Description
Creates and hosts a model based on a model template.
Base embedding models, chunk ranking functions, and LLMs are often not sufficient for customer use cases. We have shown in various blogs that fine-tuning these models on customer data can lead to significant improvements in performance.
- We Fine-Tuned GPT-4 to Beat the Industry Standard for Text2SQL
- OpenAI Names Scale as Preferred Partner to Fine-Tune GPT-3.5
- How to Fine-Tune GPT-3.5 Turbo With OpenAI API
Details
Before creating a model, you must first create a model template. A model template serves 2 purposes. First, it provides common scaffolding that is static across multiple models. Second, it exposes several variables that can be injected at model creation time to customize the model.
For example, a model template can define a docker image that contains code to run a HuggingFace or SentenceTransformers model. This docker image code also accepts environment variables that can be set to swap out the model weights or model name. Refer to the Create Model Template API for more details.
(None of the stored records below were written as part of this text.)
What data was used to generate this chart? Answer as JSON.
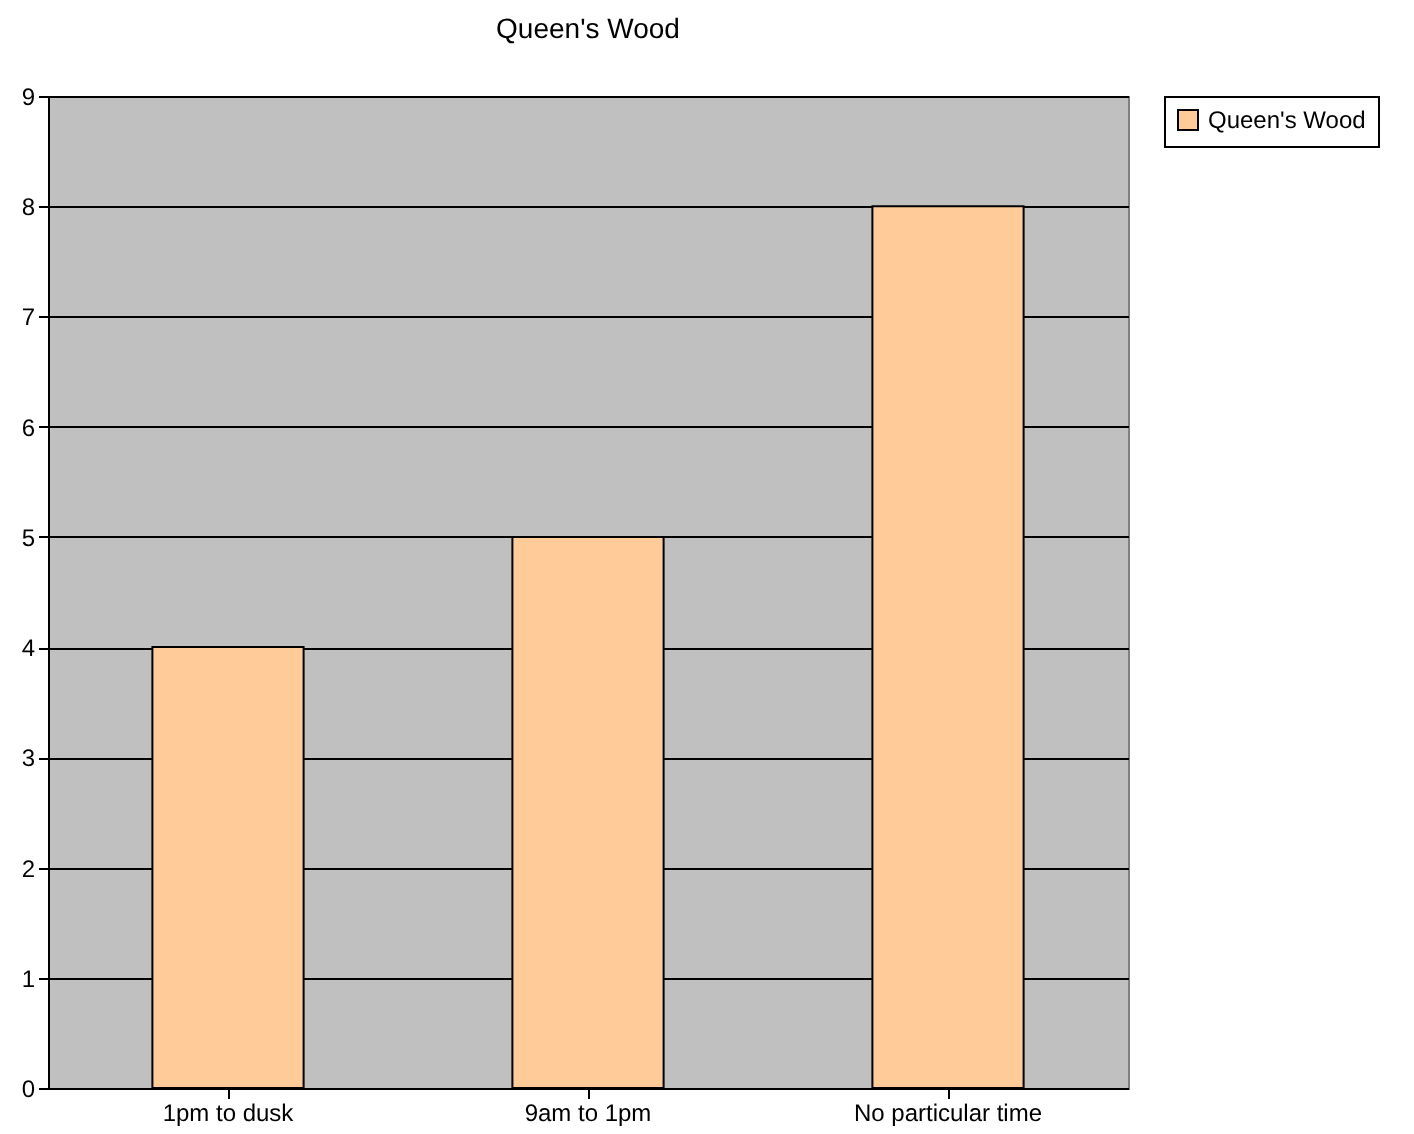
{
  "chart_data": {
    "type": "bar",
    "title": "Queen's Wood",
    "categories": [
      "1pm to dusk",
      "9am to 1pm",
      "No particular time"
    ],
    "series": [
      {
        "name": "Queen's Wood",
        "color": "#ffcc99",
        "values": [
          4,
          5,
          8
        ]
      }
    ],
    "ylim": [
      0,
      9
    ],
    "yticks": [
      0,
      1,
      2,
      3,
      4,
      5,
      6,
      7,
      8,
      9
    ],
    "grid": "y",
    "legend": "right"
  }
}
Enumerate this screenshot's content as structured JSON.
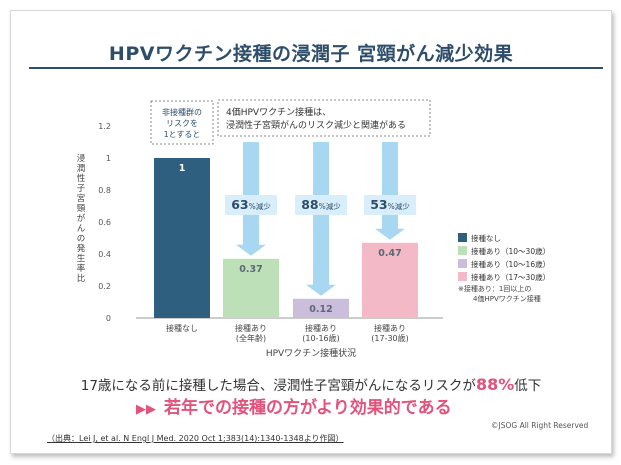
{
  "slide": {
    "title": "HPVワクチン接種の浸潤子 宮頸がん減少効果",
    "summary_prefix": "17歳になる前に接種した場合、浸潤性子宮頸がんになるリスクが",
    "summary_highlight": "88%",
    "summary_suffix": "低下",
    "emphasis_arrow": "▶▶",
    "emphasis_text": "若年での接種の方がより効果的である",
    "copyright": "©JSOG All Right Reserved",
    "source": "（出典：Lei J, et al. N Engl J Med. 2020 Oct 1;383(14):1340-1348より作図）"
  },
  "chart_data": {
    "type": "bar",
    "categories": [
      "接種なし",
      "接種あり（全年齢）",
      "接種あり（10-16歳）",
      "接種あり（17-30歳）"
    ],
    "category_lines": [
      [
        "接種なし"
      ],
      [
        "接種あり",
        "(全年齢)"
      ],
      [
        "接種あり",
        "(10-16歳)"
      ],
      [
        "接種あり",
        "(17-30歳)"
      ]
    ],
    "values": [
      1,
      0.37,
      0.12,
      0.47
    ],
    "value_labels": [
      "1",
      "0.37",
      "0.12",
      "0.47"
    ],
    "colors": [
      "#2e5f7f",
      "#bde0b8",
      "#cbbedd",
      "#f3b9c6"
    ],
    "ylabel": "浸潤性子宮頸がんの発生率比",
    "xlabel": "HPVワクチン接種状況",
    "ylim": [
      0,
      1.2
    ],
    "yticks": [
      "0",
      "0.2",
      "0.4",
      "0.6",
      "0.8",
      "1",
      "1.2"
    ],
    "reductions": [
      {
        "bar": 1,
        "num": "63",
        "unit": "%減少"
      },
      {
        "bar": 2,
        "num": "88",
        "unit": "%減少"
      },
      {
        "bar": 3,
        "num": "53",
        "unit": "%減少"
      }
    ],
    "callout_ref": [
      "非接種群の",
      "リスクを",
      "1とすると"
    ],
    "callout_top": [
      "4価HPVワクチン接種は、",
      "浸潤性子宮頸がんのリスク減少と関連がある"
    ],
    "legend": {
      "position": "right",
      "items": [
        {
          "label": "接種なし",
          "color": "#2e5f7f"
        },
        {
          "label": "接種あり（10〜30歳）",
          "color": "#bde0b8"
        },
        {
          "label": "接種あり（10〜16歳）",
          "color": "#cbbedd"
        },
        {
          "label": "接種あり（17〜30歳）",
          "color": "#f3b9c6"
        }
      ],
      "note": [
        "※接種あり：1回以上の",
        "4価HPVワクチン接種"
      ]
    },
    "colors_meta": {
      "arrow": "#a8d7f2",
      "badge": "#d8eefa",
      "badge_text": "#2d4d6a",
      "accent": "#e3527b"
    }
  }
}
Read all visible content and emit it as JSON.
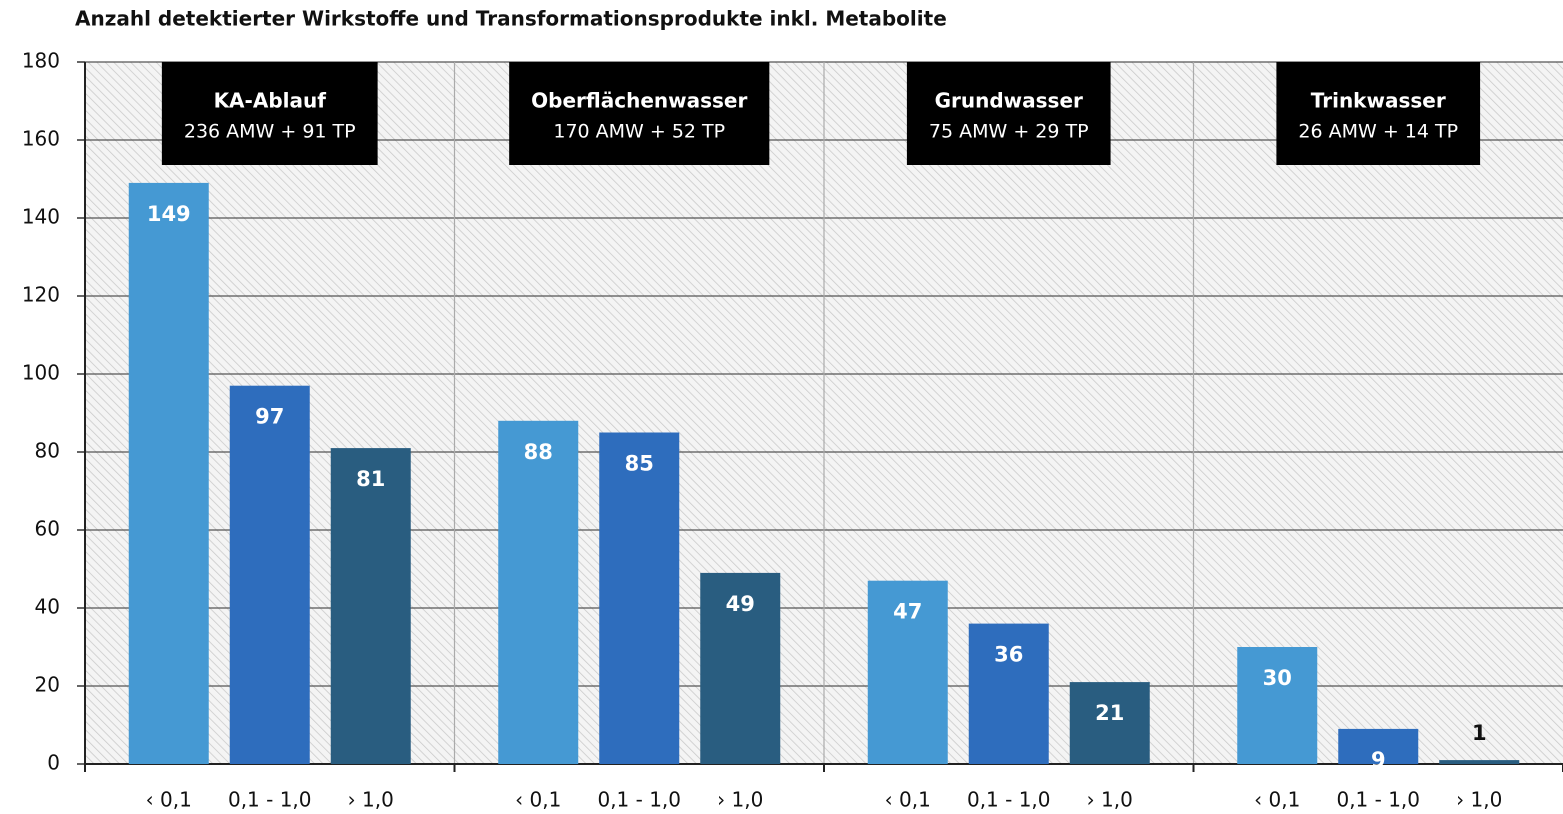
{
  "chart_data": {
    "type": "bar",
    "title": "Anzahl detektierter Wirkstoffe und Transformationsprodukte inkl. Metabolite",
    "categories": [
      "KA-Ablauf",
      "Oberflächenwasser",
      "Grundwasser",
      "Trinkwasser"
    ],
    "category_details": [
      "236 AMW + 91 TP",
      "170 AMW + 52 TP",
      "75 AMW + 29 TP",
      "26 AMW + 14 TP"
    ],
    "series": [
      {
        "name": "‹ 0,1",
        "color": "#4599d3",
        "values": [
          149,
          88,
          47,
          30
        ]
      },
      {
        "name": "0,1 - 1,0",
        "color": "#2e6dbd",
        "values": [
          97,
          85,
          36,
          9
        ]
      },
      {
        "name": "› 1,0",
        "color": "#295d80",
        "values": [
          81,
          49,
          21,
          1
        ]
      }
    ],
    "ylim": [
      0,
      180
    ],
    "yticks": [
      0,
      20,
      40,
      60,
      80,
      100,
      120,
      140,
      160,
      180
    ],
    "grid": true
  }
}
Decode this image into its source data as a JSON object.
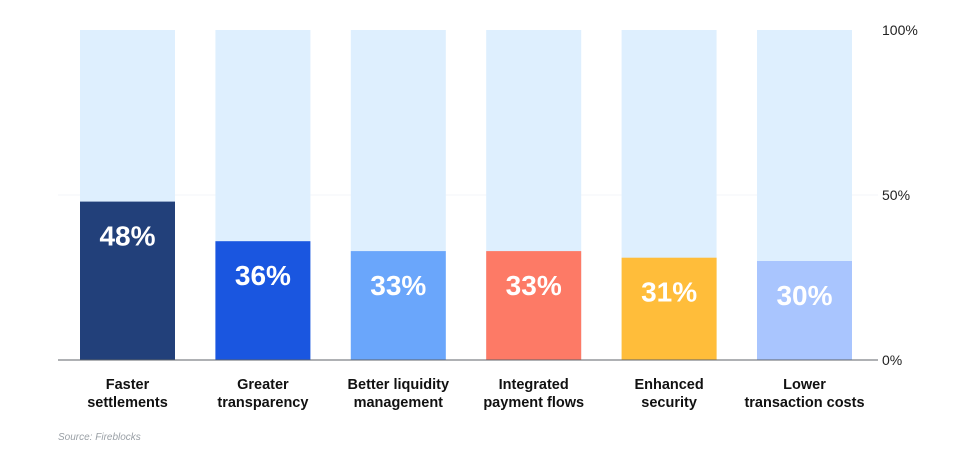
{
  "chart_data": {
    "type": "bar",
    "categories": [
      [
        "Faster",
        "settlements"
      ],
      [
        "Greater",
        "transparency"
      ],
      [
        "Better liquidity",
        "management"
      ],
      [
        "Integrated",
        "payment flows"
      ],
      [
        "Enhanced",
        "security"
      ],
      [
        "Lower",
        "transaction costs"
      ]
    ],
    "values": [
      48,
      36,
      33,
      33,
      31,
      30
    ],
    "value_labels": [
      "48%",
      "36%",
      "33%",
      "33%",
      "31%",
      "30%"
    ],
    "colors": [
      "#22407a",
      "#1a56e0",
      "#6aa6fb",
      "#fd7a66",
      "#ffbd3a",
      "#a9c5fe"
    ],
    "track_color": "#deeffe",
    "ylim": [
      0,
      100
    ],
    "yticks": [
      0,
      50,
      100
    ],
    "ytick_labels": [
      "0%",
      "50%",
      "100%"
    ],
    "y_axis_position": "right",
    "grid": false,
    "title": "",
    "xlabel": "",
    "ylabel": ""
  },
  "source": "Source: Fireblocks"
}
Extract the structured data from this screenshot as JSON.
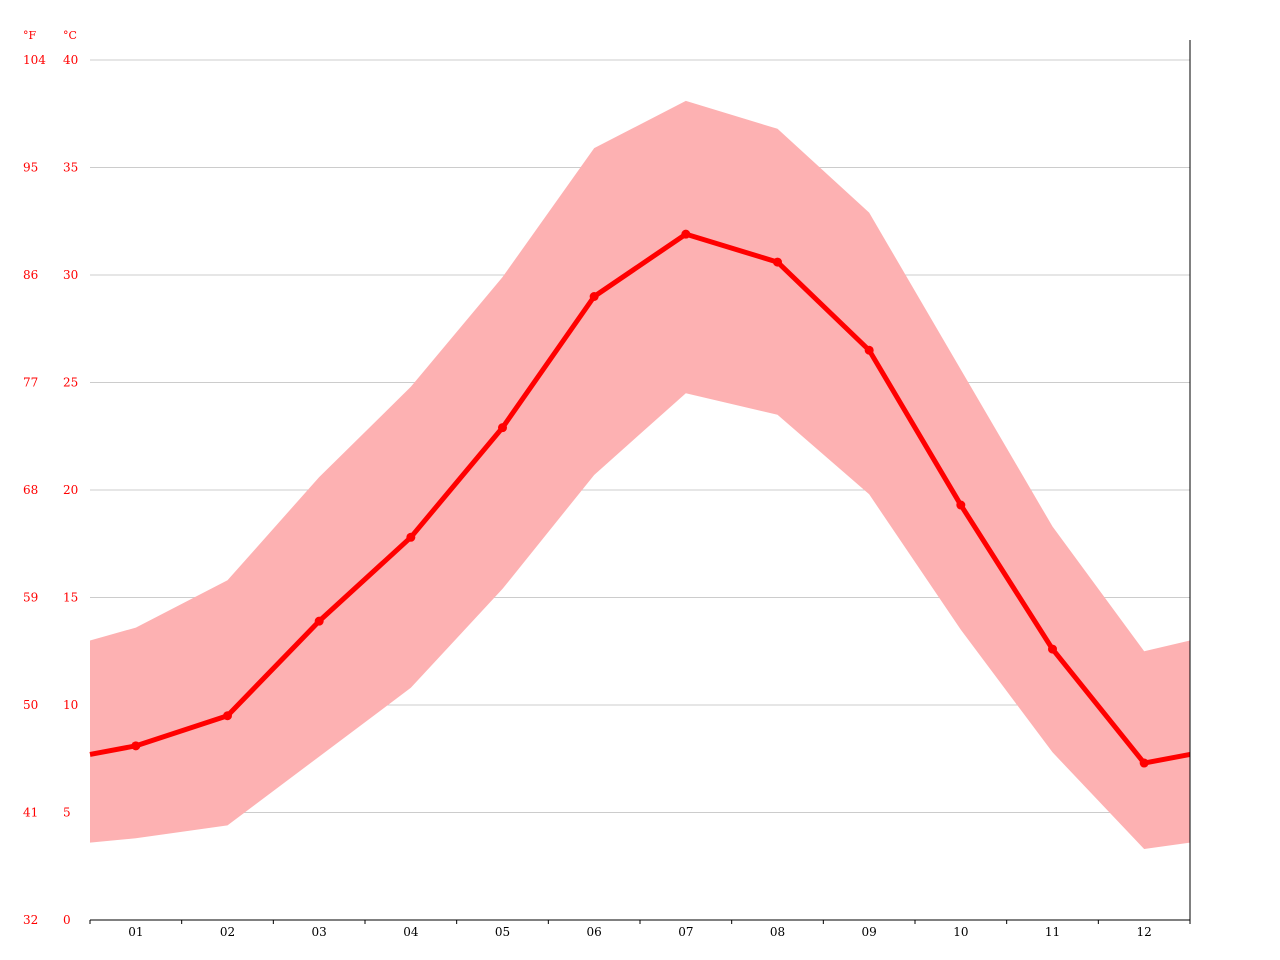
{
  "chart_data": {
    "type": "line",
    "categories": [
      "01",
      "02",
      "03",
      "04",
      "05",
      "06",
      "07",
      "08",
      "09",
      "10",
      "11",
      "12"
    ],
    "series": [
      {
        "values": [
          8.1,
          9.5,
          13.9,
          17.8,
          22.9,
          29.0,
          31.9,
          30.6,
          26.5,
          19.3,
          12.6,
          7.3
        ]
      }
    ],
    "band": {
      "upper": [
        13.6,
        15.8,
        20.6,
        24.8,
        29.9,
        35.9,
        38.1,
        36.8,
        32.9,
        25.6,
        18.3,
        12.5
      ],
      "lower": [
        3.8,
        4.4,
        7.6,
        10.8,
        15.4,
        20.7,
        24.5,
        23.5,
        19.8,
        13.5,
        7.8,
        3.3
      ]
    },
    "edge_values": {
      "line_start": 7.7,
      "line_end": 7.7,
      "upper_start": 13.0,
      "upper_end": 13.0,
      "lower_start": 3.6,
      "lower_end": 3.6
    },
    "y_unit_left": "°F",
    "y_unit_right": "°C",
    "ylim": [
      0,
      40
    ],
    "yticks_c": [
      "0",
      "5",
      "10",
      "15",
      "20",
      "25",
      "30",
      "35",
      "40"
    ],
    "yticks_f": [
      "32",
      "41",
      "50",
      "59",
      "68",
      "77",
      "86",
      "95",
      "104"
    ],
    "grid": true,
    "colors": {
      "line": "#ff0000",
      "band": "#fdb1b2",
      "grid": "#cccccc",
      "axis_text": "#ff0000",
      "x_text": "#000000"
    }
  }
}
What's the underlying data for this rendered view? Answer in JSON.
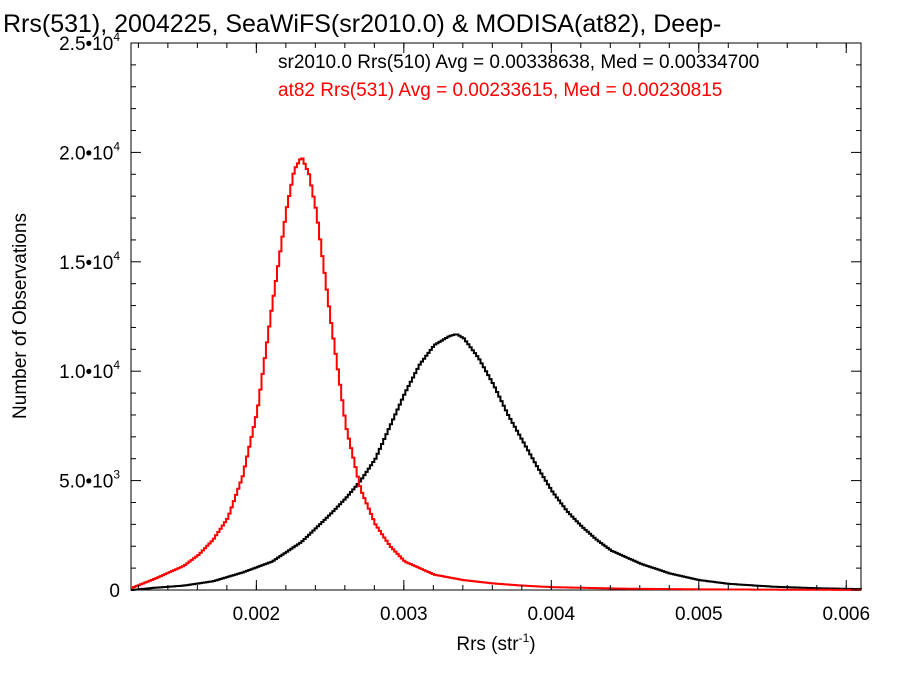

To create a new model, users must refer to an existing model template and provide the necessary parameters the the model template requires in its model_creation_parameters_schema
field. The combination of the model template and the model creation parameters will be used to create and deploy a new model.
Once a model has been created, it can be executed by calling the Execute Model API.
Coming Soon
Some of our EGP APIs depend on models, for example Knowledge Base APIs depend on embedding models, Chunk Ranking APIs depend on ranking models, and Completion APIs depend on LLMs.
In the near future, if a model is created from a model template that is compatible with one of these APIs (based on the model template's model_type field
), the model will automatically be registered with the API. This will allow users to immediately start using the model with those API without any additional setup.